Bereits seit dem 10. Juli geht das neue Album des niedersächsischen Singer-Songwriter Urgesteins NORTH ALONE über die Ladentische und trägt den nachdenklich stimmenden Titel „Cure & Disease“. Jeder der selber gerne zur Laute greift und ein Leben irgendwo zwischen Hobo und Kita fristet, kann sich mit diesem Titel durchaus identifizieren.
Und die Musik? Ein Plagiat der Galionsfiguren Ragan und Turner? Mitnichten. Manuel North hat eine unverkennbare Stimme. Eindringlich, irgendwie stets nach Lebenserfahrung und zu viel Kneipe klingend. Klar, das Reibeisen kann dem amerikanischen Kult-Barden zugeordnet werden, das müsste dann aber auch für Westernhagen und Co. gelten. Is klar, worauf ich hinaus will oder?
Irische Skalen in der Geige treffen auf Americana Gitarren und diese auf den klassischen Charme moderner Country-Musik sowie treibende Cajun-Folk-Beats. Eine Ohrwurmmelodie und schon schallen kleine, klangliche Perlen wie 'The Last Inch' oder 'Some Other Day' durch meine Räumlichkeiten. Stark affizierend auch das balladeske 'Black Water', sodass ich bereits nach der Hälfte der Platte sagen kann, dass sie nicht viele Wünsche unerfüllt lässt und überraschend amerikanisch klingt. Wie auch, wenn man zwei hochkarätige Features vorlegt: Scatter My Ashes Into The Sea - feat. Ian Cook of Larry And His Flask und das schlichtweg geniale Old Dog Barking - feat. John E. Carey Jr. of Old Man Markley und dann noch Songs wie 'Missing Heart Shadow', dass auch im Repertoire von Fallon und Kollegen stehen vorhanden sein könnte. 'The Road Most Traveled' heißt auch eine von CR veröffentlichte Ansammlung an biographischen Essays unterschiedlicher ProtagonistInnen über das Leben auf Tour. Passt wunderbar als Abschluss zu diesem Album, welches quasi die ganze Zeit nach einem wehmütig angehauchten Schunkler im 6/8 geschrien hat.

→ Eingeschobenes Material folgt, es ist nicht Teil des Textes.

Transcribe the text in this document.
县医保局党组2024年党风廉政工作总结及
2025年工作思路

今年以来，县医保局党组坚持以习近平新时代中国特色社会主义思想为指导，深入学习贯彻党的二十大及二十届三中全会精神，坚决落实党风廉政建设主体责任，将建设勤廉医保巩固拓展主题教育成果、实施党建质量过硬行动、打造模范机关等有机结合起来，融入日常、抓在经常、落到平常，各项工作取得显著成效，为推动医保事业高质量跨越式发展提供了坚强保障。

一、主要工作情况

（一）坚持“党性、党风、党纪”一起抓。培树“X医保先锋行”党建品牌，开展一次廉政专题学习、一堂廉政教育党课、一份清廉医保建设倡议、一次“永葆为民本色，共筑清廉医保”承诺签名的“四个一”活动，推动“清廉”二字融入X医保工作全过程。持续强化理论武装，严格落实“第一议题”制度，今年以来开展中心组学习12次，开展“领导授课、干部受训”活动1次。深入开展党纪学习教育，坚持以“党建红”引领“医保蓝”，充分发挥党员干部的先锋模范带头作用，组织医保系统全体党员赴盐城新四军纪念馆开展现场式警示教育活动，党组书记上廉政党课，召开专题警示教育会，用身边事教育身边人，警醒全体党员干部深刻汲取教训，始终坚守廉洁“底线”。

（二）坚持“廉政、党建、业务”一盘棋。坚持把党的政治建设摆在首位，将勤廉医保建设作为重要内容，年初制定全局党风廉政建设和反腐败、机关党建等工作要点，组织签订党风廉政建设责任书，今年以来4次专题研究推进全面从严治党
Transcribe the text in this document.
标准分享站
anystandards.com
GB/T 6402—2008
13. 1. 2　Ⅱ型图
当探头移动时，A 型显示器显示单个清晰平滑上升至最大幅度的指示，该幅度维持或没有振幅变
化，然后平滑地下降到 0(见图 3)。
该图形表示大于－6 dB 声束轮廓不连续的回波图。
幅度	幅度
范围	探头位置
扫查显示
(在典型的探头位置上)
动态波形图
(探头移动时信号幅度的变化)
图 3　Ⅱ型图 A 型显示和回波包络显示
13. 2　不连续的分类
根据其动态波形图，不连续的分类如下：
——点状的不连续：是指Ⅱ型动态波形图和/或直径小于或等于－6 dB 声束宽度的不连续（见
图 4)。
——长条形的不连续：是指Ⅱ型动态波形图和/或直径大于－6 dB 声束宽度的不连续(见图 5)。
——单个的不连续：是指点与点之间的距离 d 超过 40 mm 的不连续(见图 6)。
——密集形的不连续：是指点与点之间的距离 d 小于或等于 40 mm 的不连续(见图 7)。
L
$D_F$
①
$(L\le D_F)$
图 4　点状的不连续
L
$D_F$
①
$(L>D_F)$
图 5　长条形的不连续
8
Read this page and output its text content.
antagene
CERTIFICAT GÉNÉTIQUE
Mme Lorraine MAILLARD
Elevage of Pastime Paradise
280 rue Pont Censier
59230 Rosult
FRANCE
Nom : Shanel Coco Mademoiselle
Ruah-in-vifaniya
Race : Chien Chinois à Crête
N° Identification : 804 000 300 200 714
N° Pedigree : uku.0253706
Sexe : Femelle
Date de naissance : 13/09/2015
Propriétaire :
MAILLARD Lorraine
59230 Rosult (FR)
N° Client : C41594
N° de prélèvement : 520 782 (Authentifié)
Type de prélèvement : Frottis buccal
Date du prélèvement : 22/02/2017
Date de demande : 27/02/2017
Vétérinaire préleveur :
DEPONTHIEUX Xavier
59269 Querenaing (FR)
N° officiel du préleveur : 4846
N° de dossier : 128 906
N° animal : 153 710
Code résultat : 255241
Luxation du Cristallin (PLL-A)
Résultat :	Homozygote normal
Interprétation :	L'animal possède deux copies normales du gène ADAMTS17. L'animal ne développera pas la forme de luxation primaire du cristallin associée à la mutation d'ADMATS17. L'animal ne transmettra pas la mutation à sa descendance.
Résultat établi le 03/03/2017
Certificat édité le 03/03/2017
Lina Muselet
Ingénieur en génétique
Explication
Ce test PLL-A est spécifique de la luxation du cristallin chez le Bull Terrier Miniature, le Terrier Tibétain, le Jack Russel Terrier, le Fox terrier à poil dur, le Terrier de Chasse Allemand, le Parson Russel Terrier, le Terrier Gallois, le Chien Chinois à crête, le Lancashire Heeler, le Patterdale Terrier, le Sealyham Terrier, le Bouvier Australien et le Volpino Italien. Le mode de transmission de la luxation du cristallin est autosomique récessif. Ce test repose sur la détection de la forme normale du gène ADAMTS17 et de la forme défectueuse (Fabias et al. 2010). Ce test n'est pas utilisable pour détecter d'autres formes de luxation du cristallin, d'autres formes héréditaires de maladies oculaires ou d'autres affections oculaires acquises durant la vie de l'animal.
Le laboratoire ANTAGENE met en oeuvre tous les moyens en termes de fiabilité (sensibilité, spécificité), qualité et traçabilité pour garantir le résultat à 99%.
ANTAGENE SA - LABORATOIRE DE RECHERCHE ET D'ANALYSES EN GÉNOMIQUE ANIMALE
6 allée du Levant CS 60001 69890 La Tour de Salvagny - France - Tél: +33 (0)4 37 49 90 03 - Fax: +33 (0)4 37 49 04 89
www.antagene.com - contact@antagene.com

Lyrisch kann ich mich in einigen Songs wiederfinden, was die Annäherung an die Musik NORTH ALONEs stark vereinfacht. Kritik üben könnte ich an dem roten Faden, der Homogenität (NICHT verwechseln mit Eintönigkeit) der Musik. Ganz klar solides Handwerk, sowie eine indiskutable Genre-Zugehörigkeit, doch fehlt mir ein bisschen der Kniff, das gewisse Etwas. Aus meiner Sicht hätte diesem starken Album etwas mehr Facettenreichtum gut zu Gesicht gestanden oder ganz platt ausgedrückt, das musikalische Überraschungsmoment. Denn das NORTH ALONE auf „Cure & Disease“ auf hohem Niveau eigenständige Songs darbietet, die den Vergleich mit den Werken kommerziell erfolgreicherer und populärerer Künstler nicht scheuen müssen, kann und will ich nicht bestreiten. Ich würde mir dieses Album zulegen und kann eine Kaufempfehlung aussprechen, ohne all zu sehr darüber nachzudenken. Doch liegt darin auch der Hund begraben: Dieses Album braucht den Vergleich nicht scheuen, hält ihm Stand, bietet aber auch zeitgleich zu viele Ebenen und Möglichkeiten diese Parallelen überhaupt erst zu ziehen. Das müsste nicht sein, die Eigenständigkeit durchaus mehr herausarbeiten und mit einer Zutat würzen, die wir bei den großen Namen nicht finden und vielleicht sogar vermissen. Wer ein so hochwertiges Produkt auf den Markt hauen kann, der ist dazu mit Sicherheit in der Lage. Sofern gewollt und wie immer liegt auch alles im Ohr des geneigten Hörers.
Mein Fazit: Gute Scheibe mit guter Musik, die im verrauchten Pub genauso Zuhause scheint, wie im heimischen Wohnzimmer oder auf einem Festival. Wer mal YouTube „befragt“ wird auch feststellen, dass NORTH ALONE auch live eine ganz eigene Erfahrung ist. Deutschland hat wesentlich mehr zu bieten als JENNIFER ROSTOCK und Bubis wie TIM BENDZKO. Zum Glück...dafür stehen Künstler wie NORTH ALONE mit ihrem Namen!